Eoghan CliffordPh.D.

Personal information
- Nationality: Irish
- Born: 26 August 1980 (age 45) Bruff, County Limerick, Ireland

Sport
- Country: Ireland
- Sport: Track and road cycling
- Disability class: C3

Medal record
Representing Ireland
Men's Para-cycling
Summer Paralympics
| Gold medal – first place | 2016 Rio de Janeiro | Road time trial C3 |
| Bronze medal – third place | 2016 Rio de Janeiro | Individual pursuit C3 |
Road World Championships
| Gold medal – first place | 2014 Greenville | Road race (C3) |
| Gold medal – first place | 2014 Greenville | Time Trial (C3) |
| Gold medal – first place | 2015 Nottwil | Time trial (C3) |
Track World Championships
| Gold medal – first place | 2015 Apeldoorn | Scratch Race (C3) |
| Bronze medal – third place | 2015 Apeldoorn | 3km pursuit (C3) |
| Bronze medal – third place | 2016 Montichiari | 3km pursuit (C3) |
World Cup
| Gold medal – first place | 2015 Yverdons Les Bains | Time Trial (C3) |
| Gold medal – first place | 2015 Elzach | Time Trial (C3) |
| Gold medal – first place | 2016 Ostende | Time Trial (C3) |
| Gold medal – first place | 2017 Ostende | Time Trial (C3) |
| Gold medal – first place | 2016 Bilbao | Road Race (C3) |
| Gold medal – first place | 2017 Emmen | Road Race(C3) |
| Silver medal – second place | 2016 Ostende | Road Race (C3) |
| Silver medal – second place | 2017 Emmen | Time Trial(C3) |
| Bronze medal – third place | 2015 Elzach | Road Race (C3) |
| Bronze medal – third place | 2015 Yverdons Les Bains | Road Race (C3) |

= Eoghan Clifford =

Irish racing cyclist

Eoghan Clifford (born 26 August 1980) is an Irish Paralympic racing cyclist competing in C3 classification events. Clifford has represented Ireland at both road and track disciplines and is a multiple UCI Para-cycling World Champion, winning the C3 road race and the C3 time trial in Greenville in 2014, the scratch race at the track world championships in Apeldoorn in 2015 and the time trial event at Nottwil in 2015. He also won a bronze medal at the track world champions for the C3 pursuit in Apeldoorn in 2015 and Montichiari in 2016.

==Early life==
Clifford was born in 1980 in Dublin and grew up in Bruff, County Limerick. He attended both Primary and Secondary school in Bruff. He cycled back and forth to secondary school daily. He moved to Galway, where he still lives, in 1998 to study at NUI Galway. He graduated with a Bachelor of Engineering (Environmental) in 2002. While at NUI Galway he cultivated an interest in rowing, which he still enjoys.

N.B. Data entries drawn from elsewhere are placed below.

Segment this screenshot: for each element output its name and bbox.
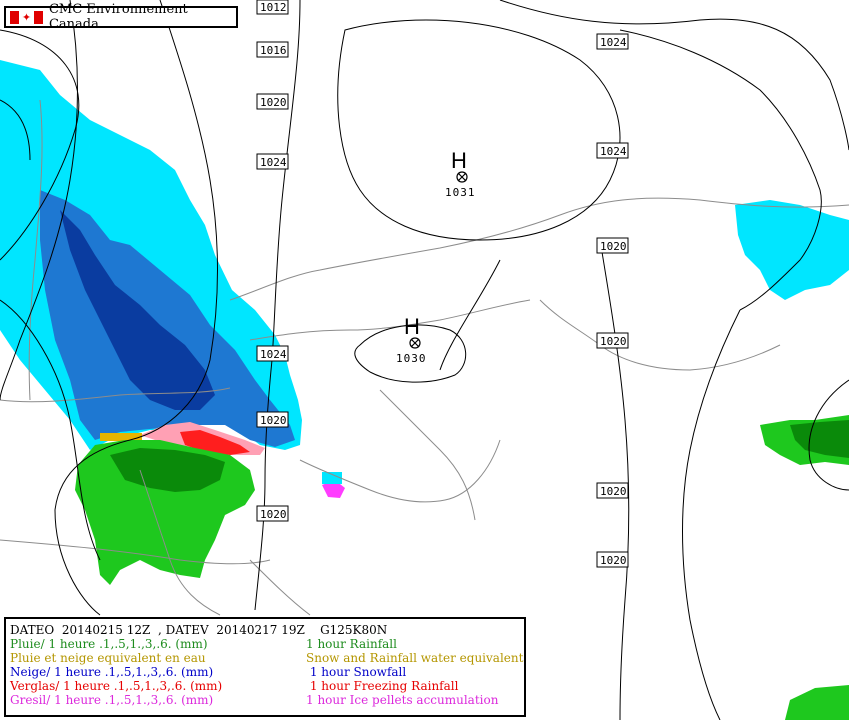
isobar-label: 1020 xyxy=(600,240,627,253)
isobar-label: 1024 xyxy=(600,36,627,49)
legend-mixed-en: Snow and Rainfall water equivalent xyxy=(306,651,524,665)
snow-area-small xyxy=(322,472,342,484)
legend-freezing-en: 1 hour Freezing Rainfall xyxy=(306,679,459,693)
high-pressure-label: H xyxy=(404,314,420,339)
rain-area-heavy xyxy=(110,448,225,492)
isobar-label: 1024 xyxy=(600,145,627,158)
high-pressure-value: 1030 xyxy=(396,352,427,365)
rain-area-east-heavy xyxy=(790,420,849,458)
agency-banner: ✦ CMC Environnement Canada xyxy=(4,2,238,32)
legend-mixed-fr: Pluie et neige equivalent en eau xyxy=(10,651,206,665)
agency-name: CMC Environnement Canada xyxy=(48,2,188,32)
high-pressure-label: H xyxy=(451,148,467,173)
geography-lines xyxy=(0,99,849,616)
legend-ice-en: 1 hour Ice pellets accumulation xyxy=(306,693,499,707)
isobar-label: 1020 xyxy=(600,485,627,498)
canada-flag-icon: ✦ xyxy=(10,10,43,24)
snow-area-heavy xyxy=(60,210,215,410)
ice-pellets-area xyxy=(322,480,345,498)
legend-header: DATEO 20140215 12Z , DATEV 20140217 19Z … xyxy=(10,623,524,637)
isobar-label: 1024 xyxy=(260,156,287,169)
legend-row-freezing-rain: Verglas/ 1 heure .1,.5,1.,3,.6. (mm) 1 h… xyxy=(10,679,524,693)
mixed-precip-area xyxy=(100,433,142,441)
legend-row-snow: Neige/ 1 heure .1,.5,1.,3,.6. (mm) 1 hou… xyxy=(10,665,524,679)
isobar-label: 1016 xyxy=(260,44,287,57)
legend-row-mixed: Pluie et neige equivalent en eau Snow an… xyxy=(10,651,524,665)
isobar-label: 1012 xyxy=(260,1,287,14)
legend-panel: DATEO 20140215 12Z , DATEV 20140217 19Z … xyxy=(4,617,526,717)
isobar-label: 1020 xyxy=(260,96,287,109)
legend-snow-fr: Neige/ 1 heure .1,.5,1.,3,.6. (mm) xyxy=(10,665,214,679)
high-pressure-1031: H 1031 xyxy=(445,148,476,199)
legend-ice-fr: Gresil/ 1 heure .1,.5,1.,3,.6. (mm) xyxy=(10,693,214,707)
legend-header-text: DATEO 20140215 12Z , DATEV 20140217 19Z … xyxy=(10,623,388,637)
snow-area-east xyxy=(735,200,849,300)
snow-area-medium xyxy=(40,190,295,447)
precipitation-fields xyxy=(0,60,849,720)
rain-area-southeast xyxy=(785,685,849,720)
isobar-label: 1020 xyxy=(260,414,287,427)
high-center-icon xyxy=(409,337,421,349)
isobar-label: 1020 xyxy=(600,335,627,348)
legend-freezing-fr: Verglas/ 1 heure .1,.5,1.,3,.6. (mm) xyxy=(10,679,223,693)
legend-rain-en: 1 hour Rainfall xyxy=(306,637,397,651)
isobar-labels: 1012 1016 1020 1024 1024 1024 1020 1020 … xyxy=(256,0,629,568)
legend-row-ice-pellets: Gresil/ 1 heure .1,.5,1.,3,.6. (mm) 1 ho… xyxy=(10,693,524,707)
isobar-label: 1020 xyxy=(260,508,287,521)
high-center-icon xyxy=(456,171,468,183)
legend-snow-en: 1 hour Snowfall xyxy=(306,665,407,679)
isobar-label: 1024 xyxy=(260,348,287,361)
isobar-label: 1020 xyxy=(600,554,627,567)
legend-row-rain: Pluie/ 1 heure .1,.5,1.,3,.6. (mm) 1 hou… xyxy=(10,637,524,651)
legend-rain-fr: Pluie/ 1 heure .1,.5,1.,3,.6. (mm) xyxy=(10,637,208,651)
high-pressure-value: 1031 xyxy=(445,186,476,199)
high-pressure-1030: H 1030 xyxy=(396,314,427,365)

Clifford lives with Charcot–Marie–Tooth disease, a hereditary motor and sensory neuropathy, but still races at a national level in able-bodied events.

==Career==
Dr Clifford has worked as a full-time lecturer at NUI Galway since 2010. He has an interest both in Transport Engineering and Water Waste Engineering.

He first entered Ireland's para cycling squad in 2014. The following year he qualified for the 2016 Summer Paralympics in Rio de Janeiro. He brought one gold and one bronze medal back with him.

==Personal life==
He is married to Magdalena Hajdukiewicz.